Senate Republicans have officially pulled the plug on a $1 billion provision to beef up security for a proposed White House ballroom, yanking it from a revised budget reconciliation bill. The decision, made during the Memorial Day recess, was only formalized Wednesday when the Senate Judiciary Committee released updated text.
This is a real setback for President Donald Trump, who has been twisting arms on Capitol Hill for weeks to get the project approved. He's been especially fired up since a security scare at the annual White House Correspondents' Association dinner back in April.
On Wednesday, the Senate voted 53-47 to move forward with legislation that funds federal agencies, including Immigration and Customs Enforcement (ICE) and the Border Patrol. Lawmakers will now debate the bill and consider amendments before a final vote, which could stretch into Thursday. If it clears the Senate, it heads to the House and then to Trump's desk.

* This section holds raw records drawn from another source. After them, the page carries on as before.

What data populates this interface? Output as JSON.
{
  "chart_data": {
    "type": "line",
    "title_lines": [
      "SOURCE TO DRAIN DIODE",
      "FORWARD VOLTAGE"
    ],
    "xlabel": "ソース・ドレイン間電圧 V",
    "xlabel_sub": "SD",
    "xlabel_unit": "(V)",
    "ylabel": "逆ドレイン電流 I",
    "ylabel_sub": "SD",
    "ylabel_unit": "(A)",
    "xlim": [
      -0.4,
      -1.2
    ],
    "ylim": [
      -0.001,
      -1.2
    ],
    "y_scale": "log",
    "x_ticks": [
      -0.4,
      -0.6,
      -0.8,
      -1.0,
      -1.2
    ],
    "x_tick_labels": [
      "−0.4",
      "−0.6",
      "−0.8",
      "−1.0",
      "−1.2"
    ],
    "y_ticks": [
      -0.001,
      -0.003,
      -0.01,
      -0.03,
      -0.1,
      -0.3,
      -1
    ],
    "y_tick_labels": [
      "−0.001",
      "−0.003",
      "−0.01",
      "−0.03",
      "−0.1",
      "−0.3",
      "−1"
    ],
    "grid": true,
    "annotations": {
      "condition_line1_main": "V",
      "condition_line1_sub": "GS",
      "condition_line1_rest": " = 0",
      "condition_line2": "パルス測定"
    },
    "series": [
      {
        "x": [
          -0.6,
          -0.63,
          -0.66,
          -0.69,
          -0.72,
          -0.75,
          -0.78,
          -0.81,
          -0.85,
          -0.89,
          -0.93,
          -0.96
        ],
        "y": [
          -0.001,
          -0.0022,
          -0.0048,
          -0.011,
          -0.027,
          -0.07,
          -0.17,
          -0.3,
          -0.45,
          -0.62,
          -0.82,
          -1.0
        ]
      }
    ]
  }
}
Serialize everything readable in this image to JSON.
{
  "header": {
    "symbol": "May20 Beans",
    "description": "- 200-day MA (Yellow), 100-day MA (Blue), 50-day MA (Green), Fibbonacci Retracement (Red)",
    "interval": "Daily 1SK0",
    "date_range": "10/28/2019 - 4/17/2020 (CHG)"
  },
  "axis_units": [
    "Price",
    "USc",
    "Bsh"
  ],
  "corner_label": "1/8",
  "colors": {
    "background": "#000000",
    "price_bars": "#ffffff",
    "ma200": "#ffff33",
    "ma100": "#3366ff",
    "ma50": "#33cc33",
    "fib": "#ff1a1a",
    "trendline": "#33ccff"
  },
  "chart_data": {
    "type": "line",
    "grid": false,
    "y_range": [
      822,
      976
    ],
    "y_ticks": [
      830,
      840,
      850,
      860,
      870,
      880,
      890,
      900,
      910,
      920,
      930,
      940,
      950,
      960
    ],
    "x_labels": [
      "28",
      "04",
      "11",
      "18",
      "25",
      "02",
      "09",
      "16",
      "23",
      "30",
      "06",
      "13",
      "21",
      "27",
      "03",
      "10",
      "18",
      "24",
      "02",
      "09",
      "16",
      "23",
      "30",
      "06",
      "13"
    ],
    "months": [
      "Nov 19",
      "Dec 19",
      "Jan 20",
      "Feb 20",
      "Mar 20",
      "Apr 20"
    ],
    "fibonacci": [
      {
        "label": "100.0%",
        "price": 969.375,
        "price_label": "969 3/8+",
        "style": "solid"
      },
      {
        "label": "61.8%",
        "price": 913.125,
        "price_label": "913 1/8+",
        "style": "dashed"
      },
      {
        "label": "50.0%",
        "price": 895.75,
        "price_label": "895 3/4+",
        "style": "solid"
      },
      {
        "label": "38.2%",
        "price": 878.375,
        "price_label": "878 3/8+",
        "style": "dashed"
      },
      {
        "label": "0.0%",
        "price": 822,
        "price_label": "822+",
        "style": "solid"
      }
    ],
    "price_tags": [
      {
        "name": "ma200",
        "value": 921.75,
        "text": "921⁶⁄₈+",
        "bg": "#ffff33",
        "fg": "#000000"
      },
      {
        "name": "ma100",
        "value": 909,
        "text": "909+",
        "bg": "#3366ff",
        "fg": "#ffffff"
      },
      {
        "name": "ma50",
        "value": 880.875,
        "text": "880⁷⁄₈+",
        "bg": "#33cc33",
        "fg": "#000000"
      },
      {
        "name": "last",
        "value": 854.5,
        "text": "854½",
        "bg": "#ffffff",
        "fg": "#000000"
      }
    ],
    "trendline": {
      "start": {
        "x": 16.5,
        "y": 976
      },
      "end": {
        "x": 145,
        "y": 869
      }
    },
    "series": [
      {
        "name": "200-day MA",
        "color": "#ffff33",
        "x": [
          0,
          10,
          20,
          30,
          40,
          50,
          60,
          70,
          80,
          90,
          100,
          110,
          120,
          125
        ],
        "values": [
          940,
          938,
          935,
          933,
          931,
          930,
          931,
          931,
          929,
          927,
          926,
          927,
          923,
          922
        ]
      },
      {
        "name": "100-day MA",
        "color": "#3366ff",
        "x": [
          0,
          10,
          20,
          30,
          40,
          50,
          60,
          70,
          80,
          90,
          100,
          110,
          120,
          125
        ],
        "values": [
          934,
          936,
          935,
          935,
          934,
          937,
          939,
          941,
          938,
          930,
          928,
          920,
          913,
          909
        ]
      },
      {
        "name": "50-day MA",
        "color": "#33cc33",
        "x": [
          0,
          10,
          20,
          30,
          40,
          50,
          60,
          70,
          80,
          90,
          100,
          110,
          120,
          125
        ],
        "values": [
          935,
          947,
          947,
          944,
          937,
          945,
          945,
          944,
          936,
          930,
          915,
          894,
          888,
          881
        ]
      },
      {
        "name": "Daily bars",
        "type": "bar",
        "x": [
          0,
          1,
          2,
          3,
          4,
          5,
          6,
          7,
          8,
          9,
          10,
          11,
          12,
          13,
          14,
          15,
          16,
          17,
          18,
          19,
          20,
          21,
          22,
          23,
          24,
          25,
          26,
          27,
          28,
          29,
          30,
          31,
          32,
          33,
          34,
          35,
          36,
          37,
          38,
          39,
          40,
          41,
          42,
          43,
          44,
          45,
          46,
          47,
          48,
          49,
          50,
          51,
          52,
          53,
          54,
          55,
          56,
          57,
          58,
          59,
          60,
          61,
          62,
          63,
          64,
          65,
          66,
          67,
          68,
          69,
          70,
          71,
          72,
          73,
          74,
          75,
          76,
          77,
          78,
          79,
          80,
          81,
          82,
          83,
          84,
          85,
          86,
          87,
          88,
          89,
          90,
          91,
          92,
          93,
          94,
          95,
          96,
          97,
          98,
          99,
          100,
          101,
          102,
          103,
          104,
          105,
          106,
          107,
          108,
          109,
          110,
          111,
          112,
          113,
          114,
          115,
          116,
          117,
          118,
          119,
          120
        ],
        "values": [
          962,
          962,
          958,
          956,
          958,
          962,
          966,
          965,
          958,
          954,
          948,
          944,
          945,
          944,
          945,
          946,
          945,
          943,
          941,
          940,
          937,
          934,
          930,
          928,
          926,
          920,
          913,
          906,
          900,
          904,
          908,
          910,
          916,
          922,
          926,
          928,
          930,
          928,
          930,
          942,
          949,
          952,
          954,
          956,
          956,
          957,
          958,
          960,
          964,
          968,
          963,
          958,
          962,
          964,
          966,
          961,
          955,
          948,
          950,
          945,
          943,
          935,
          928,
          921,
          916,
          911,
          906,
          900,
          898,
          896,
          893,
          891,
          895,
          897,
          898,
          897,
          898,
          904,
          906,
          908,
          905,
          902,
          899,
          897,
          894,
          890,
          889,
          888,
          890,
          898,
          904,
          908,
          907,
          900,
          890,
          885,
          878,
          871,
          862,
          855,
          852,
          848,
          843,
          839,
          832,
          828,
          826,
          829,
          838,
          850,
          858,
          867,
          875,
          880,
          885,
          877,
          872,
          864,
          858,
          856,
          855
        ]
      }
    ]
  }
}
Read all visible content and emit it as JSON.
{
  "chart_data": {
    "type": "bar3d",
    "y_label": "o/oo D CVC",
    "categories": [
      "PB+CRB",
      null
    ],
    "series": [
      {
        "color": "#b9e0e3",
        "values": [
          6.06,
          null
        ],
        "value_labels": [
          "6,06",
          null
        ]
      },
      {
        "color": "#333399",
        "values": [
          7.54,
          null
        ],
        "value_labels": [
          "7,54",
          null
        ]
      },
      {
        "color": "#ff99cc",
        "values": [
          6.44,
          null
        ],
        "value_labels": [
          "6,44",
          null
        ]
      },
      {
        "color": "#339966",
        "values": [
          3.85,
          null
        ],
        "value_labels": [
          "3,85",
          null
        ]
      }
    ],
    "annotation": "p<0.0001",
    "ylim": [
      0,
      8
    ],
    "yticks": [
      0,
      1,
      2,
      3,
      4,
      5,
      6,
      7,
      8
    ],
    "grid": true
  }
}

The ballroom funding had become a political lightning rod. Senate Homeland Security Committee Chairman Rand Paul (R-Ky.) had expressed doubts, suggesting the $1 billion price tag might not even fall under his committee's jurisdiction. Meanwhile, Sen. Chuck Schumer (D-NY) was sharpening his knives, vowing to fight it tooth and nail. On Wednesday, Schumer took to the Senate floor, declaring, "Even without Trump's $1 billion taxpayer-funded ballroom … the bill is rotten through-and-through."
The move follows a pattern: the Trump administration had already scrapped plans for a $1.8 billion "anti-weaponization" fund after pushback from Senate Republicans.
Trump has been adamant that the ballroom is a national security necessity. He even called for a lawsuit blocking a proposed White House "DronePort" to be dismissed. Last week, he defended the ballroom expansion, brushing off cost overrun reports. The original $200 million estimate, he said, was too low for handling events, meetings, and future inaugurations. The project was doubled in size and upgraded, bringing the revised cost to under $400 million—though critics note the security add-ons pushed it to $1 billion.
For now, Trump's ballroom dream is on hold, and the budget bill moves forward without it.